Le motivazioni dell’arresto

Lo studente era stato arrestato sulla base di una norma poco utilizzata, che consente l’espulsione di stranieri ritenuti ostili alla politica estera americana. L’amministrazione Trump aveva giustificato la misura accusandolo, senza fornire prove concrete, di legami con Hamas e di promuovere l’antisemitismo. Il segretario di Stato, Marco Rubio, aveva inoltre rilanciato pubblicamente queste accuse, poi respinte con forza dai legali di Khalil. Una settimana dopo l’arresto, le autorità hanno poi mosso nuove accuse nei suoi confronti, sostenendo che avrebbe commesso irregolarità procedurali nella sua richiesta di cittadinanza. Tuttavia, il giudice Farbiarz ha già stabilito che «né le contestazioni legate alla politica estera né quelle di carattere amministrativo possono giustificare un prolungamento della sua detenzione».

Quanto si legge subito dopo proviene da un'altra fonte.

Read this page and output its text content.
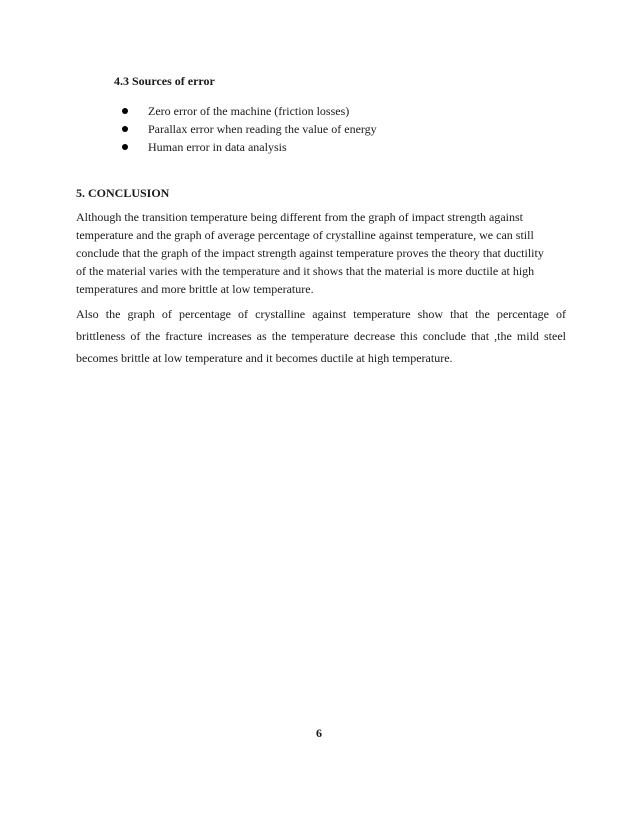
4.3 Sources of error
Zero error of the machine (friction losses)
Parallax error when reading the value of energy
Human error in data analysis
5. CONCLUSION

Although the transition temperature being different from the graph of impact strength against
temperature and the graph of average percentage of crystalline against temperature, we can still
conclude that the graph of the impact strength against temperature proves the theory that ductility
of the material varies with the temperature and it shows that the material is more ductile at high
temperatures and more brittle at low temperature.

Also the graph of percentage of crystalline against temperature show that the percentage of
brittleness of the fracture increases as the temperature decrease this conclude that ,the mild steel
becomes brittle at low temperature and it becomes ductile at high temperature.

6
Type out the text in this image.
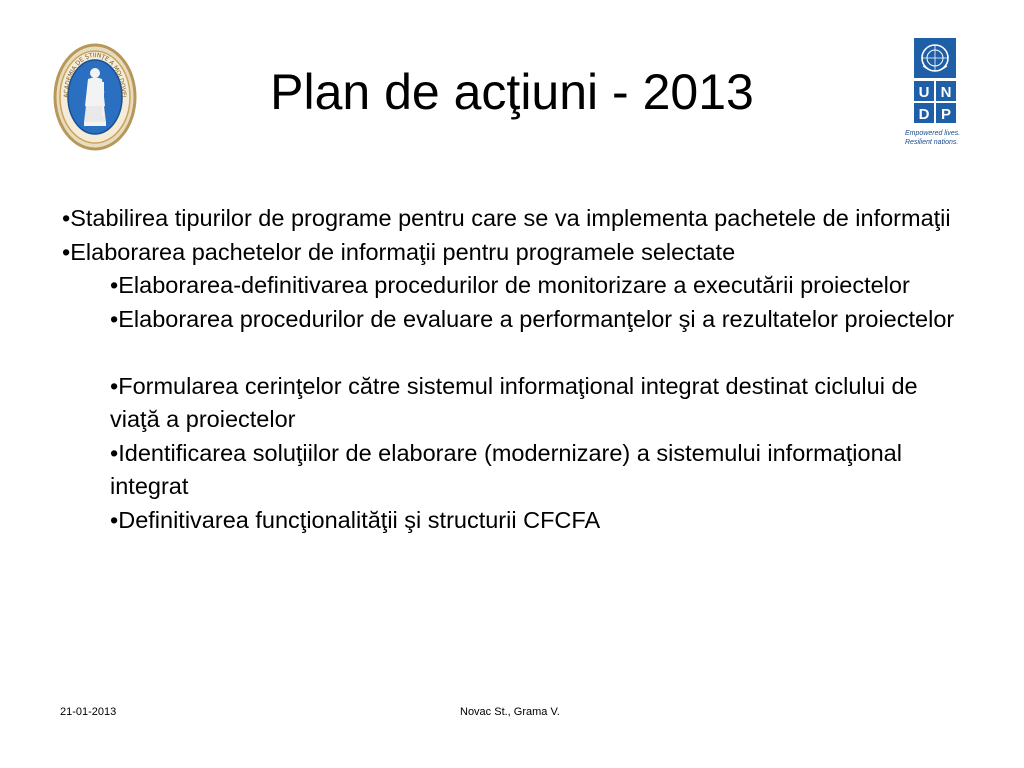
ACADEMIA DE ŞTIINŢE A MOLDOVEI	Plan de acţiuni - 2013	U N
D P
Empowered lives.
Resilient nations.

•Stabilirea tipurilor de programe pentru care se va implementa pachetele de informaţii

•Elaborarea pachetelor de informaţii pentru programele selectate

•Elaborarea-definitivarea procedurilor de monitorizare a executării proiectelor

•Elaborarea procedurilor de evaluare a performanţelor şi a rezultatelor proiectelor

•Formularea cerinţelor către sistemul informaţional integrat destinat ciclului de viaţă a proiectelor

•Identificarea soluţiilor de elaborare (modernizare) a sistemului informaţional integrat

•Definitivarea funcţionalităţii şi structurii CFCFA

21-01-2013	Novac St., Grama V.
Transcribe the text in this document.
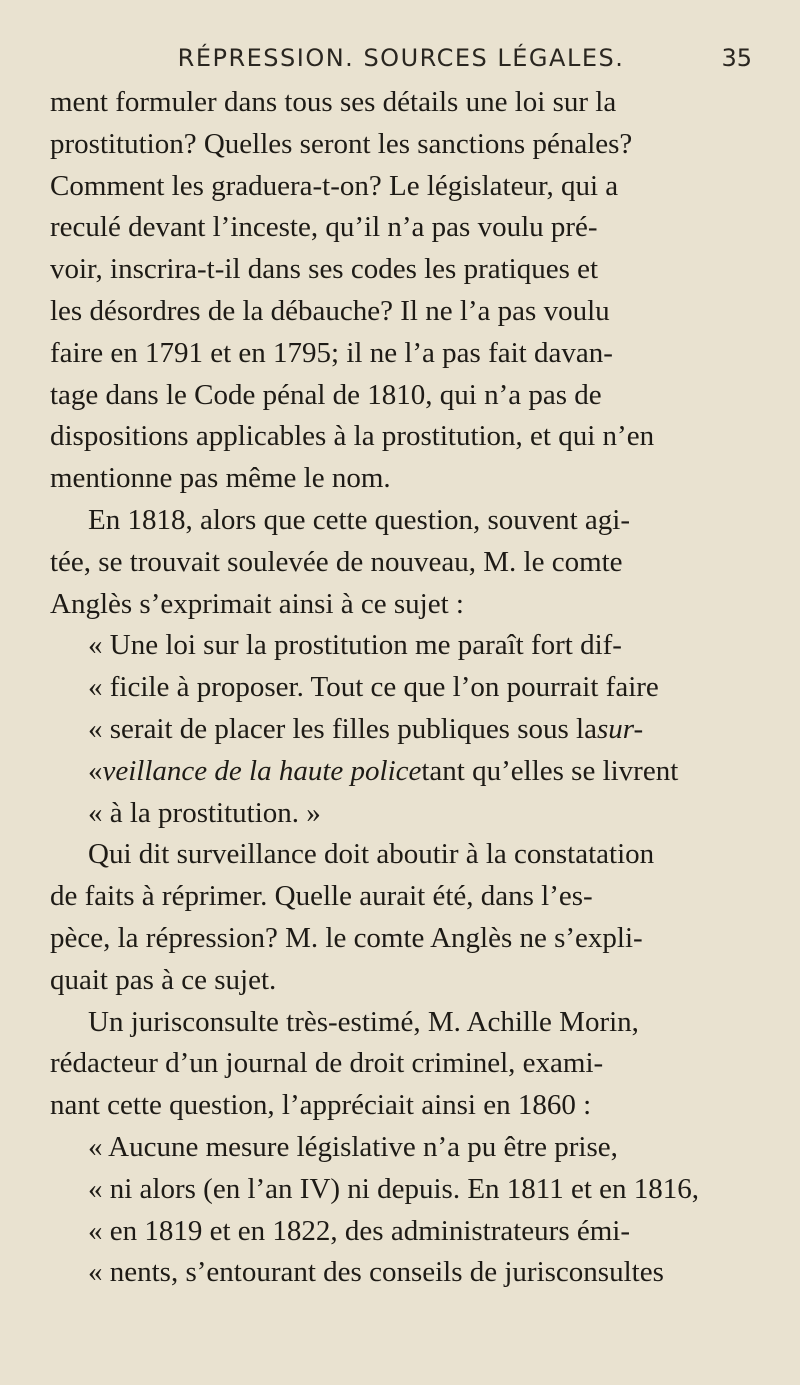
RÉPRESSION. SOURCES LÉGALES.	35
ment formuler dans tous ses détails une loi sur la
prostitution? Quelles seront les sanctions pénales?
Comment les graduera-t-on? Le législateur, qui a
reculé devant l’inceste, qu’il n’a pas voulu pré-
voir, inscrira-t-il dans ses codes les pratiques et
les désordres de la débauche? Il ne l’a pas voulu
faire en 1791 et en 1795; il ne l’a pas fait davan-
tage dans le Code pénal de 1810, qui n’a pas de
dispositions applicables à la prostitution, et qui n’en
mentionne pas même le nom.
En 1818, alors que cette question, souvent agi-
tée, se trouvait soulevée de nouveau, M. le comte
Anglès s’exprimait ainsi à ce sujet :
« Une loi sur la prostitution me paraît fort dif-
« ficile à proposer. Tout ce que l’on pourrait faire
« serait de placer les filles publiques sous lasur-
«veillance de la haute policetant qu’elles se livrent
« à la prostitution. »
Qui dit surveillance doit aboutir à la constatation
de faits à réprimer. Quelle aurait été, dans l’es-
pèce, la répression? M. le comte Anglès ne s’expli-
quait pas à ce sujet.
Un jurisconsulte très-estimé, M. Achille Morin,
rédacteur d’un journal de droit criminel, exami-
nant cette question, l’appréciait ainsi en 1860 :
« Aucune mesure législative n’a pu être prise,
« ni alors (en l’an IV) ni depuis. En 1811 et en 1816,
« en 1819 et en 1822, des administrateurs émi-
« nents, s’entourant des conseils de jurisconsultes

«Detenzione arbitraria e intimidatoria»

Khalil non è mai stato formalmente incriminato per alcun reato penale, precisa il Nyt. Secondo i suoi difensori, che hanno definito la detenzione del loro assistito «arbitraria e intimidatoria», il caso rappresenta un esempio lampante di repressione del dissenso, in un contesto politico e sociale sempre più teso attorno al conflitto israelo-palestinese. L’amministrazione Trump ha però ancora la possibilità di proseguire con le procedure di espulsione nei suo confronti, nonostante sua moglie e il figlio neonato siano cittadini statunitensi.